Beck Dreck

by digby

I've had some complaints about covering the Glenn Beck Circus, under the assumption that he's just a foolish irrelevant clown. I understand that and certainly hope that's the case. But I think it's foolish to fail to keep an eye on political phenomenons like this because nobody can tell the future. It's a dirty job, but somebody's gotta do it.

However, I'm an amateur at analyzing this particular freakshow. The professional is Dave Neiwert, whose new book The Eliminationists: How Hate Talk Radicalized the American Right couldn't be coming out at a more propitious time. He wrote about the Beck show this week-end at Orcinus and it's well worth reading to understand what Beck is doing. (Whether Beck's fully conscious of it is another question, but the result is the same.)

Neiwert takes on Beck's twisted history lesson in the particulars (Jonah Goldberg's silly book as well.) And he quotes Beck's favorite American Revolutionary to prove him an ass:

Even more to the point, perhaps, is Thomas Paine's Agrarian Justice, which is essentially a treatise on the need for community sharing and consensual taxation:

It is a position not to be controverted that the earth, in its natural, cultivated state was, and ever would have continued to be, the common property of the human race. In that state every man would have been born to property. He would have been a joint life proprietor with rest in the property of the soil, and in all its natural productions, vegetable and animal. ...

Every proprietor, therefore, of cultivated lands, owes to the community ground-rent (for I know of no better term to express the idea) for the land which he holds; and it is from this ground-rent that the fund prod in this plan is to issue.



As for Glenn Beck's oft-stated view that charities, and not government, should be taking care of the poor, here's Paine's view of that:

There are, in every country, some magnificent charities established by individuals. It is, however, but little that any individual can do, when the whole extent of the misery to be relieved is considered. He may satisfy his conscience, but not his heart. He may give all that he has, and that all will relieve but little. It is only by organizing civilization upon such principles as to act like a system of pulleys, that the whole weight of misery can be removed.

The plan here proposed will reach the whole. It will immediately relieve and take out of view three classes of wretchedness-the blind, the lame, and the aged poor; and it will furnish the rising generation with means to prevent their becoming poor; and it will do this without deranging or interfering with any national measures.



Of course, Thomas Paine's name is familiar to anyone who watched Friday.
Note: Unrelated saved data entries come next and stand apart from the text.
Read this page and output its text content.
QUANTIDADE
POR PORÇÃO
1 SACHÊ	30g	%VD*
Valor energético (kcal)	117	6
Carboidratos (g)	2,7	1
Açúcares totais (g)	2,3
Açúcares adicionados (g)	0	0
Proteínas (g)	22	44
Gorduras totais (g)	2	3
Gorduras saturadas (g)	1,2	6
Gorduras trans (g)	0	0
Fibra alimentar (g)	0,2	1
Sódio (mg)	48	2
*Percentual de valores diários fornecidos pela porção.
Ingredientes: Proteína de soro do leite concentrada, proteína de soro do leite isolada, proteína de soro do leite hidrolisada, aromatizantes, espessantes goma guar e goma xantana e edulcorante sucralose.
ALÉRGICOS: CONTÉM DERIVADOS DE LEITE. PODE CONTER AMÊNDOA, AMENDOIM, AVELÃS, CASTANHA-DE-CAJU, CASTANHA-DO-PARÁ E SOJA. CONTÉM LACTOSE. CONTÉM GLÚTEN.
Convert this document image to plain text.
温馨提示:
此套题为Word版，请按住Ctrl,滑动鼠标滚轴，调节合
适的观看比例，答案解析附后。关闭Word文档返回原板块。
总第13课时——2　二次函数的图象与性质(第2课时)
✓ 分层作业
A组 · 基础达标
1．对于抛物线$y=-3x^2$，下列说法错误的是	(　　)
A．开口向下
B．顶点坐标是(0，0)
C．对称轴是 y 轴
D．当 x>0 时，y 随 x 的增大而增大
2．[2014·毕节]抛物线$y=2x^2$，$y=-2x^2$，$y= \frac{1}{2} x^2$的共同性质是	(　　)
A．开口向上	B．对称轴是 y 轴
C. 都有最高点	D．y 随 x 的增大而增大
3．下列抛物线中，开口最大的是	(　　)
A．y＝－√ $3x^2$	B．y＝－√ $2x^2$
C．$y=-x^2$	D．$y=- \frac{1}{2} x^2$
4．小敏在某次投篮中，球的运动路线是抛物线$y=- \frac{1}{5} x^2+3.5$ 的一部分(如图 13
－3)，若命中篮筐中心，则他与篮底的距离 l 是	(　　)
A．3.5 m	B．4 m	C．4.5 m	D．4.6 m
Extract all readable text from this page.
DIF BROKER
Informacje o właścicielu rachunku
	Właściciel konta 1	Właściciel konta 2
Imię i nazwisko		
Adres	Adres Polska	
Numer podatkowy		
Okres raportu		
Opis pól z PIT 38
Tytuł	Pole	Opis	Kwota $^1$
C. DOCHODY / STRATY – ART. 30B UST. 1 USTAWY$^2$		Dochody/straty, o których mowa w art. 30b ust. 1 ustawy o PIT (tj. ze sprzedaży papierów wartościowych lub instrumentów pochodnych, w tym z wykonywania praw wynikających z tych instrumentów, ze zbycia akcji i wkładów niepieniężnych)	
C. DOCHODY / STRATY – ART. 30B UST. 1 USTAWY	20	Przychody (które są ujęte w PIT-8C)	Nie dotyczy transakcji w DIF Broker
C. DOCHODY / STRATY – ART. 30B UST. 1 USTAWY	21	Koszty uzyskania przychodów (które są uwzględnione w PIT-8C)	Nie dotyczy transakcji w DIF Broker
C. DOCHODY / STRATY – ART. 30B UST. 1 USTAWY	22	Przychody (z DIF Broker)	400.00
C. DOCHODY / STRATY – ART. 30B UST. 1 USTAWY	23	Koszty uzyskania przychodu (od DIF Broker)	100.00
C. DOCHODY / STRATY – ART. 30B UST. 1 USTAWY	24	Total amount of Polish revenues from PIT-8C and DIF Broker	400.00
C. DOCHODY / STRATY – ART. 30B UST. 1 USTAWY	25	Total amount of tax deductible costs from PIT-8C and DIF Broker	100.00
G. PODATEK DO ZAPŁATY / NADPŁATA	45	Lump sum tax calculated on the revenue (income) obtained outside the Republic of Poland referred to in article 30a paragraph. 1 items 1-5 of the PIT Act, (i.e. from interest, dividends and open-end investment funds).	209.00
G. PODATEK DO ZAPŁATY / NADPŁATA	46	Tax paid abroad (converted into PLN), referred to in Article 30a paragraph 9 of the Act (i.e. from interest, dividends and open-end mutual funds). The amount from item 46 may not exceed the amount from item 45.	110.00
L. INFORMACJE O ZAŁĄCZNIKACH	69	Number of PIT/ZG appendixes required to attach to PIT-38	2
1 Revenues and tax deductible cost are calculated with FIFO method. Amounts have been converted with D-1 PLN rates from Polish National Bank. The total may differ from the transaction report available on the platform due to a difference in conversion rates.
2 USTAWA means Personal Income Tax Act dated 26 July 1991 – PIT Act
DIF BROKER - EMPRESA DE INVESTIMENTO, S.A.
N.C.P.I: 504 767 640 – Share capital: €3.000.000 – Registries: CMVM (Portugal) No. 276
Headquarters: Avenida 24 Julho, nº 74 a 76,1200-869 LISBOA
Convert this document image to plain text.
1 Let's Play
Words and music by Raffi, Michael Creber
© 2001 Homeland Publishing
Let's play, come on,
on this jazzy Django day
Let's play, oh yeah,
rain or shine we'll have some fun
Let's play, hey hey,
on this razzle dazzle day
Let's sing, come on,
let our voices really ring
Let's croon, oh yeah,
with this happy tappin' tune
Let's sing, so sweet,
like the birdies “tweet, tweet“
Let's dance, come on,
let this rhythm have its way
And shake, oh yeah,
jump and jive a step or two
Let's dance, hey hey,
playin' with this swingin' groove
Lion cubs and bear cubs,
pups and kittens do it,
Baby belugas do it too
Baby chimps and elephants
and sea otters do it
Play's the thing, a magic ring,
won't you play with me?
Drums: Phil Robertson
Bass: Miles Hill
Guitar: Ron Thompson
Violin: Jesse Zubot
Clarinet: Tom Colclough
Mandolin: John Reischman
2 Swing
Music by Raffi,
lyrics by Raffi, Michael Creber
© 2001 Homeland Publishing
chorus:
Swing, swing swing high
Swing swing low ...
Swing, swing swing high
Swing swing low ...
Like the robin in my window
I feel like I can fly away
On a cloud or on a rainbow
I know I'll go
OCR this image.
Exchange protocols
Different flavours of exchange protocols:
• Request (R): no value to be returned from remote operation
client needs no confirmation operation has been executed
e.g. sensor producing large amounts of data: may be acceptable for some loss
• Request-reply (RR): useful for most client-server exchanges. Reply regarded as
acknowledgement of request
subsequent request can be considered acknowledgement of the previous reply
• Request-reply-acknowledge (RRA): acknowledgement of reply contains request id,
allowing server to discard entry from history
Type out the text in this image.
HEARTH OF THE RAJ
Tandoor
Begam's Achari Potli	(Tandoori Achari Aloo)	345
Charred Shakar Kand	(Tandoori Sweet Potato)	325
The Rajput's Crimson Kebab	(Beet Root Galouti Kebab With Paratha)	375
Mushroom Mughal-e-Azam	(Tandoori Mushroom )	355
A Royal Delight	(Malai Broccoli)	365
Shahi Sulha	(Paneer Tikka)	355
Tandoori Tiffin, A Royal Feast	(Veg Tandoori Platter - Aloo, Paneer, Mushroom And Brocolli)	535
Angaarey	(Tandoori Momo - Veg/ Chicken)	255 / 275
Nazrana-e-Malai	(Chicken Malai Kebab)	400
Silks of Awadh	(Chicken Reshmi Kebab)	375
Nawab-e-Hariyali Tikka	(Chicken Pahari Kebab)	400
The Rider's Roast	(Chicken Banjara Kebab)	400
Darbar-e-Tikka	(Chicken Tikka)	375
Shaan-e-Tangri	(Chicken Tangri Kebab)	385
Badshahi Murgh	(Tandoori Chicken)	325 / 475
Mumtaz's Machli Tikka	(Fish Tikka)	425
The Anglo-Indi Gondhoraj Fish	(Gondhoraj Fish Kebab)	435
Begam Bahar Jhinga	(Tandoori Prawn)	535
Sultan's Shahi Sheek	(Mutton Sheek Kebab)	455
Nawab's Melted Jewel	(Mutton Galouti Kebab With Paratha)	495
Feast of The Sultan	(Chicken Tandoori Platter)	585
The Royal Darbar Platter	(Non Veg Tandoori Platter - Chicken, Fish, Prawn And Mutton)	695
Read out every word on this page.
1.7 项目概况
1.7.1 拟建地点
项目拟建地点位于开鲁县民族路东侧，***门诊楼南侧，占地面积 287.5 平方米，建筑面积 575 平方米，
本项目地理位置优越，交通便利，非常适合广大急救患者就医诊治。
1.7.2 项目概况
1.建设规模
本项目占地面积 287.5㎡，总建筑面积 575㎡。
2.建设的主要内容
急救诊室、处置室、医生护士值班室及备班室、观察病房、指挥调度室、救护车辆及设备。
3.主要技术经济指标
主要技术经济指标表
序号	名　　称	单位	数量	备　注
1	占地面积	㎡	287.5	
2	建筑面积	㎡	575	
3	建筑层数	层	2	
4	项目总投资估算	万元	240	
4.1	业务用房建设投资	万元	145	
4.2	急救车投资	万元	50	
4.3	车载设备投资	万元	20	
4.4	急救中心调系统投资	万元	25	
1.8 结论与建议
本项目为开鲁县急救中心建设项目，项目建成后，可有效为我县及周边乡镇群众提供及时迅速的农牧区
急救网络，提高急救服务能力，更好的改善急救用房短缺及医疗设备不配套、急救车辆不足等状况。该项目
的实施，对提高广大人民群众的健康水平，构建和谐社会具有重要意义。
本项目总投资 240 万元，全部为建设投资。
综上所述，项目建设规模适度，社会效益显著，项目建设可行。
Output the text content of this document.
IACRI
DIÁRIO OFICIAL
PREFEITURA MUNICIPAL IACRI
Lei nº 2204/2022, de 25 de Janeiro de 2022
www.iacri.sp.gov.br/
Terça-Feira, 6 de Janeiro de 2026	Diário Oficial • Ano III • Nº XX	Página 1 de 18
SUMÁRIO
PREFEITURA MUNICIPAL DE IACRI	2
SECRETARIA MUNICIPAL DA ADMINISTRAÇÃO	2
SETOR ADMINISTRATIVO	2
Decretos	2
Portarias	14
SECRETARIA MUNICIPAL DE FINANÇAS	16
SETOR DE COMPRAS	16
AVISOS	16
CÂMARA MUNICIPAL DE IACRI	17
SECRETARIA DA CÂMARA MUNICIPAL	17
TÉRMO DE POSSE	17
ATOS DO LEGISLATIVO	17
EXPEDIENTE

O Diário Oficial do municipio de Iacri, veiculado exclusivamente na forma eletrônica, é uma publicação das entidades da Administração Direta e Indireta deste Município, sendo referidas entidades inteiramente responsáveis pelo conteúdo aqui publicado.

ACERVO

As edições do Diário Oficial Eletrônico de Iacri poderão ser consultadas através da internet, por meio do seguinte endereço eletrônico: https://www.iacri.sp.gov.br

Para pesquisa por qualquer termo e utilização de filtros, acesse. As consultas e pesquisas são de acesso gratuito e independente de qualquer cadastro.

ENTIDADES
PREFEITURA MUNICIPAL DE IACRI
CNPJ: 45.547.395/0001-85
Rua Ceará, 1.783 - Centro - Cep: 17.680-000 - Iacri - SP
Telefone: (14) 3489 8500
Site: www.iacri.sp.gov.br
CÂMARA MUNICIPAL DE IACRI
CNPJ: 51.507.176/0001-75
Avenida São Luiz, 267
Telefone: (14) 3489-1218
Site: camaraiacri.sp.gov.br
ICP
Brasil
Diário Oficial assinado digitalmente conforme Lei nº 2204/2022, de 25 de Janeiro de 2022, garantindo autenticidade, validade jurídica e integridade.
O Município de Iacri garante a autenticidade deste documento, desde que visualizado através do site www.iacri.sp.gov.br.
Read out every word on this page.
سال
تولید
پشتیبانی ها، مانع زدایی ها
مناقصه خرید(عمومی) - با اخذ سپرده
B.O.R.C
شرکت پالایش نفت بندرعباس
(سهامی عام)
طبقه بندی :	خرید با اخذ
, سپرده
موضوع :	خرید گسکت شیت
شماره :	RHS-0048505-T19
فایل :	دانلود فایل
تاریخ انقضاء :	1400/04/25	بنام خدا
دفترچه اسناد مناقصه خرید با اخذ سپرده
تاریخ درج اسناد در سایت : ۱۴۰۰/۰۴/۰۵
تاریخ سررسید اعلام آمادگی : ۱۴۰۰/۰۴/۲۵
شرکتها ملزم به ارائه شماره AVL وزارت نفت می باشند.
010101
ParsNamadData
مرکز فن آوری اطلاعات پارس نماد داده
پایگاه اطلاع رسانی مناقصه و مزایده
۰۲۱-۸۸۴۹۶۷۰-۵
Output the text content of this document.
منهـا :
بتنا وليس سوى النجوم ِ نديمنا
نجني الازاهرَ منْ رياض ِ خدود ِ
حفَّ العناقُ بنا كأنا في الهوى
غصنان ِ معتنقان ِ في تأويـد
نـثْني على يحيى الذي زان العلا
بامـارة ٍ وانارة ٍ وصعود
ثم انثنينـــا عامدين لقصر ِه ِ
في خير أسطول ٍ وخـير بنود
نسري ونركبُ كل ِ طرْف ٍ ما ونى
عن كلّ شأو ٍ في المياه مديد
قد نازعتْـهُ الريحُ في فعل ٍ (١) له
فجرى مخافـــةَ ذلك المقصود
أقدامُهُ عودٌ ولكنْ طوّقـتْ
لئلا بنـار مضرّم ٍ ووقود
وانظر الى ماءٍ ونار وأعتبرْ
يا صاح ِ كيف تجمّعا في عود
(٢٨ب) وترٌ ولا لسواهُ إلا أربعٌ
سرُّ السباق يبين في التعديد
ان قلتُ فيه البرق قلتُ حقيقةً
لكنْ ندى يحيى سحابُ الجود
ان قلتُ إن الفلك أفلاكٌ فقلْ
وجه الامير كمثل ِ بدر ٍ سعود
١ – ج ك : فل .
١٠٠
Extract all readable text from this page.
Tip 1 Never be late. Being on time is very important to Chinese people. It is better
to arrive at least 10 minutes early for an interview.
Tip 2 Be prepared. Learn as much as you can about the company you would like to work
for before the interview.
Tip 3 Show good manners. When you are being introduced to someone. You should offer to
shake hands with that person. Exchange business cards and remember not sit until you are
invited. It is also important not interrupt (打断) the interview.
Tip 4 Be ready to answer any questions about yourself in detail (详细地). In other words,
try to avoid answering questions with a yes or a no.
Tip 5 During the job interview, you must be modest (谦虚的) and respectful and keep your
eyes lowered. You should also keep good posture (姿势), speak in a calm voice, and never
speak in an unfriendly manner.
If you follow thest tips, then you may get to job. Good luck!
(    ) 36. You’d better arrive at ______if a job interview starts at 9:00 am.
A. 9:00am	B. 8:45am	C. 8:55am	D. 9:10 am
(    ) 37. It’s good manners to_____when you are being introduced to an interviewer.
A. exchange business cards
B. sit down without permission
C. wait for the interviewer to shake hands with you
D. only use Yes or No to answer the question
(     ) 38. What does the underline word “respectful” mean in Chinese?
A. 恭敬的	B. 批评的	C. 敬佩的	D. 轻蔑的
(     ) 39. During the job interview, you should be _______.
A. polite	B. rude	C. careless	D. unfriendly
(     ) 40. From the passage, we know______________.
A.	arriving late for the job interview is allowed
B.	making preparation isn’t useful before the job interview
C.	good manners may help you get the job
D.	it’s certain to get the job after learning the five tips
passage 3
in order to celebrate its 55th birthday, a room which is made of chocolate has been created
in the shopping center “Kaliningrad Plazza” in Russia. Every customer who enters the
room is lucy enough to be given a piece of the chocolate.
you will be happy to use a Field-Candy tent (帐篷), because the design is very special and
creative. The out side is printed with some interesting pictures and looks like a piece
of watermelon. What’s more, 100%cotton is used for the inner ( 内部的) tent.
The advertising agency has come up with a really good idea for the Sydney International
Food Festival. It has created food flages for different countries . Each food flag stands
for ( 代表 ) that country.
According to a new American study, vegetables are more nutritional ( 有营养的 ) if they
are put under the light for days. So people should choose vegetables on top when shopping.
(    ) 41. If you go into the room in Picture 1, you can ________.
At the end of the same show, Beck tried to "channel" Paine with a right-wing rant that was all about inspiring Americans to rise up against the administration they just got finished electing. Why? Because they're taxing us.

And the real Thomas Paine's grave was registering the whirling on the Richter scale.


But hey, we've got "originalist" Supreme Court Justices telling students that Americans care too much about the Bill of Rights and should care more about a non-existent "Bill of Responsibilities," so what else is new?